Lors du dernier jour des audiences de confirmation des charges du chef rebelle congolais Bosco Ntaganda qui se tiennent devant la Cour pénale internationale (CPI), ses avocats ont déclaré aux juges que les charges retenues à son encontre étaient fondées sur des « informations erronées ».
L’avocat de la défense Marc Desalliers a indiqué qu’il n’était pas exact que M. Ntaganda avait violé un témoin anonyme de l’accusation.
Il a également a soutenu qu’une vidéo filmée en novembre 2002, que tant l’accusation que la défense ont présentée comme élément de preuve, montrait que les Forces patriotiques pour la libération du Congo (FPLC) instauraient la paix et n’agressaient pas les civils.
Ntaganda était le sous-chef d’état-major des FPLC, que les procureurs accusent d’avoir perpétré des attaques obéissant à des motivations ethniques sur les civils de la province d’Ituri, au Congo.
Hier, le procureur Nicole Samson a déclaré que les images vidéo étaient de la propagande politique primaire destinée aux puissances étrangères. Elle a ajouté que le journaliste qui interviewait les dirigeants du groupe et les habitants de Mongbwalu provenait d’une station radio locale, Kandip, contrôlée à l’époque par le groupe rebelle.
« L’affirmation de la station radio est inexacte. Le journaliste venait d’Ouganda et travaillait pour la radio ABC », a raconté aujourd’hui M. Desalliers.
Les audiences de confirmation des charges ont débuté lundi, cette semaine, avec les éléments de preuve soumises par l’accusation pour les cinq chefs de crimes contre l’humanité et les treize chefs de crimes de guerre.
Les crimes, notamment le viol, l’esclavage sexuel, le pillage, le meurtre et l’utilisation d’enfants soldats, auraient été commis en 2002 et 2003.
Les procureurs arguent que M. Ntaganda donnait directement des ordres à ses troupes majoritairement hema pour brutaliser la population lendu et que les crimes ont été encouragés par sa « perpétration directe » de crimes, notamment le meurtre et le viol.
L’accusation a déclaré de plus que M. Ntaganda avait abattu le prêtre de la paroisse de Mongbwalu et avait ordonné à ses gardes du corps de violer trois femmes qui étaient retenues captives dans l’appartement où il résidait.
Aujourd’hui, les avocats de la défense ont dépeint M. Ntaganda comme un artisan de la paix chaudement accueilli par les habitants d’une ville assiégée par une milice ethnique meurtrière.
La défense a déclaré que les opérations de combat des FPLC visaient les milices rivales qui avaient agressé les civils, forçant un grand nombre d’entre eux à fuir leur maison.

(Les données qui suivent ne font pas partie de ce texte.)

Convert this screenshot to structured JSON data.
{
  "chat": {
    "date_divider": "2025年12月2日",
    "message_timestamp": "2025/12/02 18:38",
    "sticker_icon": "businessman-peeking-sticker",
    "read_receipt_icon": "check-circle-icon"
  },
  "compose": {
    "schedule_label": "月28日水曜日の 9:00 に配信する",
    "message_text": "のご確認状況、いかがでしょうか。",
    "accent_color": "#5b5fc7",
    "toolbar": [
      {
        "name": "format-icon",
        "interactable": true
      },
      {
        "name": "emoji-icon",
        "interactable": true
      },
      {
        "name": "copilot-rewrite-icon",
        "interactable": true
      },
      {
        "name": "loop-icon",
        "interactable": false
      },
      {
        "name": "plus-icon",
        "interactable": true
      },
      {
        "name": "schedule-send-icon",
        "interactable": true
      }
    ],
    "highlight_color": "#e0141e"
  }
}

Ils ont indiqué que la mission du groupe était de restaurer la paix dans la zone et que la composition du groupe, y compris au plus haut niveau, était ethniquement diversifiée.
À la fin de l’audience, la juge présidente Ekaterina Trendafilova a donné à l’accusation et aux avocats des victimes jusqu’au 7 mars pour déposer des conclusions écrites abordant les questions débattues pendant ces audiences qui ont duré cinq jours. La défense a jusqu’au 4 avril 2014 pour soumettre ses conclusions. Les juges rendront leur décision dans les 60 jours suivant la réception des conclusions finales de la défense.

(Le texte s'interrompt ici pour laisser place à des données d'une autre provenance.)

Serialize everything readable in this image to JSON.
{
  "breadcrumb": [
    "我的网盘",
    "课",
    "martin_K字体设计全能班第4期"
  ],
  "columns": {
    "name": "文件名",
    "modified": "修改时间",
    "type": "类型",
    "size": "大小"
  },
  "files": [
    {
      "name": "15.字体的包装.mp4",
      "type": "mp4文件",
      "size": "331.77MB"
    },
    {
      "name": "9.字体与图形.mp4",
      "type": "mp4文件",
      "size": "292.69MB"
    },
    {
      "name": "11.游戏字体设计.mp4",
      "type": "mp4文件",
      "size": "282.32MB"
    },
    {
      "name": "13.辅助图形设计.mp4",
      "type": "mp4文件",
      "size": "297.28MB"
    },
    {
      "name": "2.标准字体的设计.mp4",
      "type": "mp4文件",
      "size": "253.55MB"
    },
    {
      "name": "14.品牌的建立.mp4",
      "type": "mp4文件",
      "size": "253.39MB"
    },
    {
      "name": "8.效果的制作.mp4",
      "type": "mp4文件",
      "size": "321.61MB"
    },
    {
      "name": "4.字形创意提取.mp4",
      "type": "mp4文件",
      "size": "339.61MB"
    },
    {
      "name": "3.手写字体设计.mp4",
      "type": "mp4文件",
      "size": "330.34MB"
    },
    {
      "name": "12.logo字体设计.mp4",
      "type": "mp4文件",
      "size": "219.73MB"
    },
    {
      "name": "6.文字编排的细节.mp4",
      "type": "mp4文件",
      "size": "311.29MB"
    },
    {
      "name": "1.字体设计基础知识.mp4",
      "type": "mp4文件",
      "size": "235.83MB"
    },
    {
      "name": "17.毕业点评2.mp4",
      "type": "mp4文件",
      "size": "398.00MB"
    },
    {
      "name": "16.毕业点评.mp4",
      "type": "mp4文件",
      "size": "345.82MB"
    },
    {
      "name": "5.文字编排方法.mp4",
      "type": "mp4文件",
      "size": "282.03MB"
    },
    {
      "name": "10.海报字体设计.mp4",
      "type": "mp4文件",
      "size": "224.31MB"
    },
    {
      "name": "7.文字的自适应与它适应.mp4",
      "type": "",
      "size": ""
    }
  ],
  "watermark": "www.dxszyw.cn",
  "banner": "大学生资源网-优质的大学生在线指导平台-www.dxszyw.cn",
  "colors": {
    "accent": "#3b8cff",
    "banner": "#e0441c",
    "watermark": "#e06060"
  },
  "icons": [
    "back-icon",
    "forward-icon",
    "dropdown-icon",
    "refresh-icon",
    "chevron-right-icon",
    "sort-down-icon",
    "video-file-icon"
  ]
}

Les juges disposent de l’option de confirmer les charges s’il existe suffisamment d’éléments de preuve pour que l’affaire soit jugée. Ils peuvent également refuser de confirmer les charges si les éléments de preuve de l’accusation sont considérées comme insuffisants.
Les juges ont une troisième possibilité, à savoir de demander à l’accusation de fournir des éléments de preuve complémentaires, de mener d’autres enquêtes ou de modifier les charges pour lesquelles les éléments de preuve soumis semblaient établir qu’un crime autre que ceux imputés a été perpétré.

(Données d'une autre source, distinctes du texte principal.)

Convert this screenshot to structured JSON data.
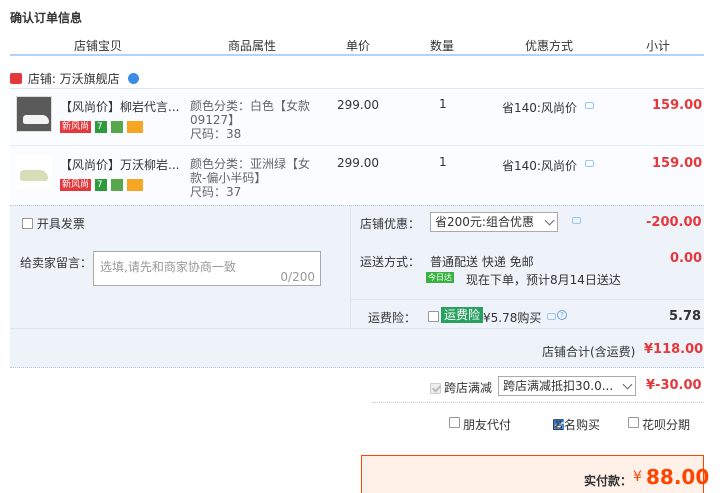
{
  "page": {
    "title": "确认订单信息"
  },
  "columns": [
    "店铺宝贝",
    "商品属性",
    "单价",
    "数量",
    "优惠方式",
    "小计"
  ],
  "shop": {
    "label": "店铺: 万沃旗舰店"
  },
  "items": [
    {
      "name": "【风尚价】柳岩代言...",
      "attr_line1": "颜色分类：白色【女款",
      "attr_line2": "09127】",
      "attr_line3": "尺码：38",
      "price": "299.00",
      "qty": "1",
      "promo": "省140:风尚价",
      "subtotal": "159.00",
      "badge": "新风尚"
    },
    {
      "name": "【风尚价】万沃柳岩...",
      "attr_line1": "颜色分类：亚洲绿【女",
      "attr_line2": "款-偏小半码】",
      "attr_line3": "尺码：37",
      "price": "299.00",
      "qty": "1",
      "promo": "省140:风尚价",
      "subtotal": "159.00",
      "badge": "新风尚"
    }
  ],
  "invoice": {
    "label": "开具发票"
  },
  "shop_discount": {
    "label": "店铺优惠：",
    "selected": "省200元:组合优惠",
    "amount": "-200.00"
  },
  "message": {
    "label": "给卖家留言：",
    "placeholder": "选填,请先和商家协商一致",
    "counter": "0/200"
  },
  "shipping": {
    "label": "运送方式：",
    "method": "普通配送 快递 免邮",
    "today_badge": "今日达",
    "eta": "现在下单，预计8月14日送达",
    "amount": "0.00"
  },
  "insurance": {
    "label": "运费险：",
    "tag": "运费险",
    "price": "¥5.78购买",
    "amount": "5.78"
  },
  "shop_total": {
    "label": "店铺合计(含运费)",
    "amount": "¥118.00"
  },
  "cross_store": {
    "label": "跨店满减",
    "selected": "跨店满减抵扣30.0...",
    "amount": "¥-30.00"
  },
  "options": {
    "friend_pay": "朋友代付",
    "anonymous": "匿名购买",
    "huabei": "花呗分期"
  },
  "payment": {
    "label": "实付款：",
    "currency": "¥",
    "amount": "88.00"
  },
  "colors": {
    "accent": "#f40",
    "header_bg": "#eef3fa",
    "badge_red": "#e4393c"
  }
}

La CPI a émis son premier mandat d’arrêt à l’encontre de M. Ntaganda en 2006. Il a été accusé, avec Thomas Lubanga, le chef de la branche politique du groupe connue sous le nom d’Union des patriotes congolais (UPC), d’enrôlement, de conscription et d’utilisation d’enfants soldats.
Toutefois, alors que les autorités congolaises ont transféré M. Lubanga à La Haye et qu’il est devenu la première personne à être jugée devant la Cour, M. Ntaganda est resté libre jusqu’à ce qu’il se soit rendu volontairement l’année dernière.